Some people said that she should have written the account anonymously and changed the names. But my interest in those real life articles always flags when I know that the John or Sue that I’m reading about is a made up name. How much more powerful these accounts are if you feel that you are reading about real people.

Julie Myerson wanted to lay open her family for inspection warts and all. I wouldn’t have done it (I hide in fiction) but as a writer I think she has the absolute right to do it.

Julie Myerson seems to have paid a heavy emotional price for publishing this book as does her husband and her teenage son and her other children.

But there is a heavy price to pay if we, as writers, start to say what should or shouldn’t be written about

9 comments:

Lee said...

Hurrah!

Stroppy Author said...

I agree that we need books about this - as about every other - aspect of life. But I'm not sure your point about using real names: if the book had been published with false names, and it had not been revealed that they were false, would you not have read the book in the same way? It would have prevented the damaging fall-out for the family, though of course she could not have done lots of publicity and spinning. (Perhaps she wanted the damaging fall-out in order to shame her son.)
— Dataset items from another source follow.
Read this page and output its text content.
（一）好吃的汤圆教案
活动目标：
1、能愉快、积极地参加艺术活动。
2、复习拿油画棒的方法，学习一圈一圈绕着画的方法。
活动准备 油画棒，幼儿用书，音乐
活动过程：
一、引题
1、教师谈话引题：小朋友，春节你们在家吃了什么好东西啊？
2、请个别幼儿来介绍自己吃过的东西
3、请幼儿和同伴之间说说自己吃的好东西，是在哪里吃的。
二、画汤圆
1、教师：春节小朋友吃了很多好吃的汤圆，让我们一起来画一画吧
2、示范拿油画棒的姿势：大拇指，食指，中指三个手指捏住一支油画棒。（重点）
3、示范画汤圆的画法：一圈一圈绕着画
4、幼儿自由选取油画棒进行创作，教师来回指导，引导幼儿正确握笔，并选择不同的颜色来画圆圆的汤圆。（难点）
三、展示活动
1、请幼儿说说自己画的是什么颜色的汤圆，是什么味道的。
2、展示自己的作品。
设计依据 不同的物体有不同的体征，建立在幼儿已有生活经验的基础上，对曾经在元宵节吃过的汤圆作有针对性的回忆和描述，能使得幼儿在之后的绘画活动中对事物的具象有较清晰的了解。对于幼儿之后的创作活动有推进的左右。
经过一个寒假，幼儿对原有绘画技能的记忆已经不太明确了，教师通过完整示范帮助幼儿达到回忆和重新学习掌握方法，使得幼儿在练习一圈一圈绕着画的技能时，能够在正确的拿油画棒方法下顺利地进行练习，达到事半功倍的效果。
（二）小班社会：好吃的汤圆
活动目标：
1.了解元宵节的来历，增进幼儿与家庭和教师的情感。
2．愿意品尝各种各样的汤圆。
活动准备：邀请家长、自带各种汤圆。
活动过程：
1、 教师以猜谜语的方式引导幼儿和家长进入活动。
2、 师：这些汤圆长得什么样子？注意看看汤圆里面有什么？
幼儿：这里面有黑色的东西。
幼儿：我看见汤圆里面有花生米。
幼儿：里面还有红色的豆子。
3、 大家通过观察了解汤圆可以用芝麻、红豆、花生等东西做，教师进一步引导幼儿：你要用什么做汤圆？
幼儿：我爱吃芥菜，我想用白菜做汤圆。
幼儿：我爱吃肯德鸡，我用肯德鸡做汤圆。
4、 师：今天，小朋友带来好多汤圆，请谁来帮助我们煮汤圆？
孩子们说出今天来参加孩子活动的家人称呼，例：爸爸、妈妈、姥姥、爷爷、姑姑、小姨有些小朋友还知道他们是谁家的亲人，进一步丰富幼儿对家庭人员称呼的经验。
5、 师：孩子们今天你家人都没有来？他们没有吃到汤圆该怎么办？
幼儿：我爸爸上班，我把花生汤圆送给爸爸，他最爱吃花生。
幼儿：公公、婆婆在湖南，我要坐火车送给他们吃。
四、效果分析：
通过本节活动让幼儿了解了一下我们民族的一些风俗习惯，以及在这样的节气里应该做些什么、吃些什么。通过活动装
I'm sure she thought long and hard about the implications of the book for her family, and whether or not any of us agrees with her decision or would have made the same one, I am with you in believing it was hers - or oher family's - to make.

Col said...

I agree wholly.
I think families living through similar hells will agree too.

catherine johnson said...

Hello all. I disagree. I would hate someone close to me to write a coruscating expose of all my failings. Of course JM has a choice here and of course writers often do mine their own experiences but everyone's truth is different and while we all may agrue and fall out with close family members having it set out and printed for all time so the issues can be raked over and over again cannot do those relationships any good in the long term.
So JM has chosen to write about her son, fine. I am sure he can make some money writing back about her. But I would hate that to happen to me so I wouldn't do it. I think one of the best 'writer's virtues' we have is empathy, and I think JM has shown very little if she thinks what she has written can do anything but damage a fragile relationship.

Nick Green said...

I think Myerson's book is the ultimate in 'tough love'. To change names or fictionalise would have been to soften it. In fact, in fictionalising she could have been accused of exploitation. As it is, she opened herself up to attack by being open with names. Does anyone imagine that she didn't know she'd be vilified for doing this? But she did it anyway. I'm not quite sure what she's hoping to achieve, but I do believe it's an act of maternal love, however strange. It would have been so much easier not to write it.

Brian Keaney said...

What about her duty as a parent? Doesn't that come before her urge to write? It's not tough love to tell everyone about your son's drug problems. It's just bad parenting and exploitation.

Nicky said...

I can see why she wrote it. I can't see why she published it - except to fulfil a contractual obligation. I agree there should be no limits on what writers write about, but as a Mum I think what she did in publishing this while she and her son are not reconciled, while he still has jobs to get and people to impress, was in her best interests (financially)at the expense of his.

Penny Dolan said...

Hi all. My feeling on this Julie Myerson is entitled to write about whatever she wants to write about, but that she shouldn't complain if people voice & write their own opinions back! Personally, with books having so short a shelf life - ie nothing being thought of as an immortal volume any more - I don't think I'd risk my relationship with my children for the sake of a book. Though, I suppose, if you start by writing autobiographical columns as a young single woman, highlighting amusing tales of your love-life and career problems and so on, it must be difficult to change just because you become a parent with little children, and then you suddenly find that you are writing about children/teenagers old enough to have their own opinions back.

Geetha Gopal said...

First of all I thank you very much for following my blog. I am of the opinion that a writer should have full freedom to share their views through their writing. It is so painful to hear that yongsters are falling prey to drugs. Lack of emotional attachment among parents are children may be one of the reasons for this drug abuse. Hope you agree with me.